A Caveman Walks Into a Bar: Can Evolution Explain Humor?
Evolution explains a lot about human behavior — which traits survive and why. But not everything can be easily understood through the evolutionary lens. Humor, for example, correlates with intelligence and social development, but its purpose remains puzzling.
“Most of the time, at least in nature, you don’t get things developing that don’t have a purpose, even if it’s sort of incidental,” says Professor Aaron Kozbelt (Brooklyn College, The Graduate Center, CUNY).
Kozbelt contributed a chapter exploring several competing theories surrounding humor and evolution to the collection Creativity and Humor. From the standpoint of natural selection, for example, humor serves many important functions: It may have been used to diffuse tense situations, promote social bonds, and even usurp authority without relying on physical intervention. From the standpoint of sexual selection, humor has been viewed as a strong sexual characteristic. As Kozbelt points out, studies have shown that women consider funny men more attractive –so much so that in one study, their fertility increased in response to the “short-term attractiveness” of such men.
Kozbelt is interested in viewing humor as “one facet of a much larger story” connected to his first area of research, creativity. Kozbelt doesn’t buy into the notion that creativity depends upon sudden inspiration.
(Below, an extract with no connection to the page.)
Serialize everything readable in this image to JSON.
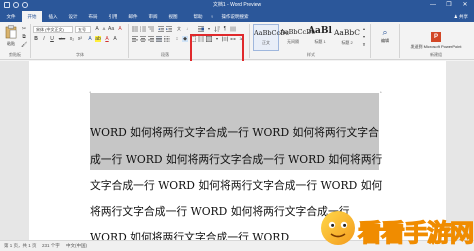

But he is interested in the moment when creativity strikes, and how that plays into humor or “the ability to generate a verbal comment or behavior that other people find funny, witty, or humorous.”
“The capacity for some people to do this very rapid, complex, interesting thing — and for some people to be really good at that — is a fascinating topic,” he said.
Kozbelt is now looking at humor in “mating contexts,” where people use “humor as a way to find the right person.” After all, flirting often involves humor, and some Tinder profiles are downright funny — even if finding your soulmate is nothing to laugh about.